Of the 40 households, 40.0% of which had children under the age of 18 living with them, 37.5% were married couples living together, 15.0% were cohabitating couples, 25.0% had a female householder with no spouse or partner present and 22.5% had a male householder with no spouse or partner present. 35.0% of all households were non-families. 25.0% of all households were made up of individuals, 10.0% had someone living alone who was 65 years old or older.

The median age in the city was 43.3 years. 29.1% of the residents were under the age of 20; 2.5% were between the ages of 20 and 24; 20.3% were from 25 and 44; 31.6% were from 45 and 64; and 16.5% were 65 years of age or older. The gender makeup of the city was 51.9% male and 48.1% female.

===2010 census===
As of the census of 2010, there were 89 people, 37 households, and 26 families living in the city. The population density was 988.9 PD/sqmi. There were 45 housing units at an average density of 500.0 /sqmi. The racial makeup of the city was 100.0% White.

There were 37 households, of which 32.4% had children under the age of 18 living with them, 56.8% were married couples living together, 8.1% had a female householder with no husband present, 5.4% had a male householder with no wife present, and 29.7% were non-families. 29.7% of all households were made up of individuals, and 10.8% had someone living alone who was 65 years of age or older. The average household size was 2.41 and the average family size was 2.85.

The median age in the city was 41.2 years. 23.6% of residents were under the age of 18; 9% were between the ages of 18 and 24; 25.8% were from 25 to 44; 30.3% were from 45 to 64; and 11.2% were 65 years of age or older.

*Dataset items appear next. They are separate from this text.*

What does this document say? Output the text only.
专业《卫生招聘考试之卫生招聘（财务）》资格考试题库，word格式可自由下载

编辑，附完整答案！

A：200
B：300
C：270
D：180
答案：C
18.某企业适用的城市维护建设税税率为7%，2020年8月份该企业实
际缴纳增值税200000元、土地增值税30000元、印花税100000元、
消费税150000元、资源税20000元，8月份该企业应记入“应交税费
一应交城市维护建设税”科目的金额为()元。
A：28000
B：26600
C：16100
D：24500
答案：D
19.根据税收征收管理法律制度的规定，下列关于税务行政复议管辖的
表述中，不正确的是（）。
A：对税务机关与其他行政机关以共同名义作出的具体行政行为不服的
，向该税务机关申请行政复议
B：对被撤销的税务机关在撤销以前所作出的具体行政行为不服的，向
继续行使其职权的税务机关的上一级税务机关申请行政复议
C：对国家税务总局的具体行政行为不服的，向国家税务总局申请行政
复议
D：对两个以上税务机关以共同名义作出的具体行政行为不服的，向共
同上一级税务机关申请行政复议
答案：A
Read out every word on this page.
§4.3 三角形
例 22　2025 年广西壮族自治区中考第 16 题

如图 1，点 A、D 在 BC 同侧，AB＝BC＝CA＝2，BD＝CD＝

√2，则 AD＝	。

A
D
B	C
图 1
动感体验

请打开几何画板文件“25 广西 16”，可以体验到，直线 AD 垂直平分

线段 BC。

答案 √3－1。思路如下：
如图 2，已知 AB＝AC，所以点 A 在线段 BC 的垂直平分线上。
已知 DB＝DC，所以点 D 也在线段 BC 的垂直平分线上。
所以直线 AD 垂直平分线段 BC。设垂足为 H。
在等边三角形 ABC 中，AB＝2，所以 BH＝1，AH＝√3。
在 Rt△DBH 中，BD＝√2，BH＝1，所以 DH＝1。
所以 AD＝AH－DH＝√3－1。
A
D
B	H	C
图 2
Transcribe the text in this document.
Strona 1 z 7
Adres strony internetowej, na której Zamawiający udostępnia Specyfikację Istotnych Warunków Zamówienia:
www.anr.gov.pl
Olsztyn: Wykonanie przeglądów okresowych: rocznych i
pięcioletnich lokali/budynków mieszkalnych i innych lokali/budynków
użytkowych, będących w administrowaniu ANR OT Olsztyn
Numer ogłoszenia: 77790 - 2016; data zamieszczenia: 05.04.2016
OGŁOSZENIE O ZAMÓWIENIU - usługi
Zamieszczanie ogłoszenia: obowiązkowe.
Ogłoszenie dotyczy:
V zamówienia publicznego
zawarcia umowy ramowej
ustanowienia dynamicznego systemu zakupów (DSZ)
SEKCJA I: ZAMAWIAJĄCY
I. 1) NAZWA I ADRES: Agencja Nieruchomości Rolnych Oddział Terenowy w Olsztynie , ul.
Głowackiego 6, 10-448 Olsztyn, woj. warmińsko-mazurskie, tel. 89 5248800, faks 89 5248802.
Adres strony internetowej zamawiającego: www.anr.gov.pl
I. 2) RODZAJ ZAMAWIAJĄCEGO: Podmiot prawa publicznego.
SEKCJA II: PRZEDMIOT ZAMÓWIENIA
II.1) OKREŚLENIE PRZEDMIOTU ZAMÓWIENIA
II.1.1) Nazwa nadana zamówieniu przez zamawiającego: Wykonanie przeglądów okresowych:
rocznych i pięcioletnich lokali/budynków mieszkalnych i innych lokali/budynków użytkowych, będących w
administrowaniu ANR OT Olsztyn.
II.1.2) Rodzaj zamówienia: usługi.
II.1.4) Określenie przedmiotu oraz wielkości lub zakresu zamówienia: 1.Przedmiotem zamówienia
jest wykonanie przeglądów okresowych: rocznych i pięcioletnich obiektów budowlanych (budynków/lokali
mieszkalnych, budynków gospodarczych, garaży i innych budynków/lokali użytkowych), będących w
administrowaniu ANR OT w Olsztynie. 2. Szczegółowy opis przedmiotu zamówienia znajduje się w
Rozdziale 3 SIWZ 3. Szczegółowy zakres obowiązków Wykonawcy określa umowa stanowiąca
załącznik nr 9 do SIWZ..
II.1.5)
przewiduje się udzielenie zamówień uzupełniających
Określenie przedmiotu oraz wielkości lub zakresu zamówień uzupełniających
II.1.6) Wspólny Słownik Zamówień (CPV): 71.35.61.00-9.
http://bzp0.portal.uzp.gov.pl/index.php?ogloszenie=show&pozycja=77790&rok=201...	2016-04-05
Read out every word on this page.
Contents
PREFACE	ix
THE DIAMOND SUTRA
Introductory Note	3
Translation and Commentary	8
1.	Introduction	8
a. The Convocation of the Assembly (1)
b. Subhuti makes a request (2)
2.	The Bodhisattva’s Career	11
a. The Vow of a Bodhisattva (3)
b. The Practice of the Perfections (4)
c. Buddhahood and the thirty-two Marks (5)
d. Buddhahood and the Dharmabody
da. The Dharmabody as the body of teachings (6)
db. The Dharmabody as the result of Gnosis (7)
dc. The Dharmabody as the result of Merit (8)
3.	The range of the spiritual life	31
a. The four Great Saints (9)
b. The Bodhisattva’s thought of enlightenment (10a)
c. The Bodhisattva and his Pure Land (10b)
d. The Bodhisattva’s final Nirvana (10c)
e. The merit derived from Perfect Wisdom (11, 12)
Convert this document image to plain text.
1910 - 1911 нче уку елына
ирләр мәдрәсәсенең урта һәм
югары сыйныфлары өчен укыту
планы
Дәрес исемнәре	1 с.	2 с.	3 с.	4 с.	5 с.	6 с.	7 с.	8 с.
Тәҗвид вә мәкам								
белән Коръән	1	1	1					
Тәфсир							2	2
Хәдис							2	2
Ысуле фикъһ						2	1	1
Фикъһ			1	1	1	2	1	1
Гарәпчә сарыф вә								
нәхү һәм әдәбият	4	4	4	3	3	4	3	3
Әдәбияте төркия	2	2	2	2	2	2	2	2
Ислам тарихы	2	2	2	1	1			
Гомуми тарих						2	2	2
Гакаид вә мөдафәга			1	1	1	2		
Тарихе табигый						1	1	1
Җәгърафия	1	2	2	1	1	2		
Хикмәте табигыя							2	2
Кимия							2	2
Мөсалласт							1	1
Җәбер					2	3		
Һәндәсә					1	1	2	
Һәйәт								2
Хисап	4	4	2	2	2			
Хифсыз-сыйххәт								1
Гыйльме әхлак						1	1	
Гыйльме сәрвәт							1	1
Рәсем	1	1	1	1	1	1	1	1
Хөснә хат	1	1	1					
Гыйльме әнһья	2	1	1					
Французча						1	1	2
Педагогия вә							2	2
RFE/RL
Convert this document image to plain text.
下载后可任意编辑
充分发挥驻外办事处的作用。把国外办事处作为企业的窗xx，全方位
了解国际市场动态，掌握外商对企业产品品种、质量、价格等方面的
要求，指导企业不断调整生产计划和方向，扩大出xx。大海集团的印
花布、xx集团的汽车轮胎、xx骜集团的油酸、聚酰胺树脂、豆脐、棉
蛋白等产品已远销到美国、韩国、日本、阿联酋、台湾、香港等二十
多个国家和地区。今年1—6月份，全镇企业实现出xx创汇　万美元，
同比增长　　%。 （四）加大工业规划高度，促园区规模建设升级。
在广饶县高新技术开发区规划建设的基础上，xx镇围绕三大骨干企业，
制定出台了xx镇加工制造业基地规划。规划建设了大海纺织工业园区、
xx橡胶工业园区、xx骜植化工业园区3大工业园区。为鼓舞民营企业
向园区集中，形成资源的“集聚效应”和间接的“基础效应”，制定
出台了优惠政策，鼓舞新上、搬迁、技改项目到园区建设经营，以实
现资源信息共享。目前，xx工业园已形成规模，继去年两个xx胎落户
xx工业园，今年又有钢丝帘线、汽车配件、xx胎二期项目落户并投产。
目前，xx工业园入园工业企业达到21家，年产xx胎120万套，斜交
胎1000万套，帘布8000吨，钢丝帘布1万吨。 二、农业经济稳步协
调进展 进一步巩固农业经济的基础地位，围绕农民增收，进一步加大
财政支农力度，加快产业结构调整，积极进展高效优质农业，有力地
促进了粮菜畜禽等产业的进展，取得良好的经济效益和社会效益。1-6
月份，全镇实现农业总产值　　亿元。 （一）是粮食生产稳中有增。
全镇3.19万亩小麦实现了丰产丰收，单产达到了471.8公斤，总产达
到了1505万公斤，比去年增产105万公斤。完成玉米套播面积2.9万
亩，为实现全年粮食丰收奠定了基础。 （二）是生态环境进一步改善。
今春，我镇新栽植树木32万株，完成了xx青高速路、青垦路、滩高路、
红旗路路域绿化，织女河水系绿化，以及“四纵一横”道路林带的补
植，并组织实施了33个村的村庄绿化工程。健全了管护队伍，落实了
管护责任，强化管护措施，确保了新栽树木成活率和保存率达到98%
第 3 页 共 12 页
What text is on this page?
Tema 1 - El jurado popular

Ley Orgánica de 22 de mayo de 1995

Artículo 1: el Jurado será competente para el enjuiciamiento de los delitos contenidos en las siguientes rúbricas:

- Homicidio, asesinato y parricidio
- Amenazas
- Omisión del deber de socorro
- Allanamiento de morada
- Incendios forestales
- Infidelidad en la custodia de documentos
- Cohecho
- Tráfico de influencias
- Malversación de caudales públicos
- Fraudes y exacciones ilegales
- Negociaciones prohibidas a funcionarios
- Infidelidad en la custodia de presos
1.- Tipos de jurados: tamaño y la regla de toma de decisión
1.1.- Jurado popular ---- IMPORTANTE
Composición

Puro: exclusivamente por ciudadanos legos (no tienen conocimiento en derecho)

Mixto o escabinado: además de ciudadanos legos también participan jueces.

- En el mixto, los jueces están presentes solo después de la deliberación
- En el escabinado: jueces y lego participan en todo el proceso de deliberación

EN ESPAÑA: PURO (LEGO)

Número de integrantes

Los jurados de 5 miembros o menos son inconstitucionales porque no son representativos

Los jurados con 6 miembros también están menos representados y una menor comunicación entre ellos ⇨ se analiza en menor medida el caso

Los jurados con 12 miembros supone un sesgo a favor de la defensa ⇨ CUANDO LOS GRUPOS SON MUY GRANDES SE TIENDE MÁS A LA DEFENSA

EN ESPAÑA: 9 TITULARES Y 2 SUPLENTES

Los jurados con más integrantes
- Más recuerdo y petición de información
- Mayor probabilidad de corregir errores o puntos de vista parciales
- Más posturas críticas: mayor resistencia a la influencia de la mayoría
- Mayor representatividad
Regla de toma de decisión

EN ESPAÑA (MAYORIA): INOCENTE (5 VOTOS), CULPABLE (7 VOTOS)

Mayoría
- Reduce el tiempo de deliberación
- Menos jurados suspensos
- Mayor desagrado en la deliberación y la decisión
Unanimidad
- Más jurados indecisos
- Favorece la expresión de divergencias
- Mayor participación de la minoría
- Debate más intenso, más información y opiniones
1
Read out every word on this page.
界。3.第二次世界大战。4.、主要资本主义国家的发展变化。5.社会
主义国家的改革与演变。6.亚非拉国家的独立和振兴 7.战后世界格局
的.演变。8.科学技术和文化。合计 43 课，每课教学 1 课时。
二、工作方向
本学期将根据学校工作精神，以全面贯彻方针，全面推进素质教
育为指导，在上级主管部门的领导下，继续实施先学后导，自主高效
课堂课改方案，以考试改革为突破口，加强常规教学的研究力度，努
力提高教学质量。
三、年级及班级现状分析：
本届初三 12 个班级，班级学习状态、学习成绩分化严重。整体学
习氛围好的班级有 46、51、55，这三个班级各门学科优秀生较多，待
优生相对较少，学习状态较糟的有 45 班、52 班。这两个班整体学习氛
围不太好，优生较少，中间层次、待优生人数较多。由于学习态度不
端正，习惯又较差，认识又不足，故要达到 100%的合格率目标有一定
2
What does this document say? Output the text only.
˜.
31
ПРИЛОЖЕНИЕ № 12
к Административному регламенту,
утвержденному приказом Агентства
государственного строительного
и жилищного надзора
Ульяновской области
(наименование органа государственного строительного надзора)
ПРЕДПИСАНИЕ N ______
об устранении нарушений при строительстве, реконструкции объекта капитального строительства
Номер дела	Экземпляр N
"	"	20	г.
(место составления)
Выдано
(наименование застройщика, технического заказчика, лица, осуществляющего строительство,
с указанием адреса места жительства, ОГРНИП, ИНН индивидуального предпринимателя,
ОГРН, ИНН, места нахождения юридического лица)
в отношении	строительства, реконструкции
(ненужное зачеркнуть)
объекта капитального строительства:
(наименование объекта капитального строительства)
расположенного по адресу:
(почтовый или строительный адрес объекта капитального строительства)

The gender makeup of the city was 52.8% male and 47.2% female.

===2000 census===
As of the census of 2000, there were 102 people, 43 households, and 28 families living in the city. The population density was 1,086.8 PD/sqmi. There were 46 housing units at an average density of 490.1 /sqmi. The racial makeup of the city was 100.00% White.

There were 43 households, out of which 30.2% had children under the age of 18 living with them, 62.8% were married couples living together, 4.7% had a female householder with no husband present, and 32.6% were non-families. 30.2% of all households were made up of individuals, and 11.6% had someone living alone who was 65 years of age or older. The average household size was 2.37 and the average family size was 3.00.

In the city, the population was spread out, with 21.6% under the age of 18, 5.9% from 18 to 24, 32.4% from 25 to 44, 23.5% from 45 to 64, and 16.7% who were 65 years of age or older. The median age was 40 years. For every 100 females, there were 117.0 males. For every 100 females age 18 and over, there were 116.2 males.

The median income for a household in the city was $32,917, and the median income for a family was $42,500. Males had a median income of $30,208 versus $24,375 for females. The per capita income for the city was $17,239. None of the population and none of the families were below the poverty line.

==Education==
The Le Mars Community School District operates local area public schools.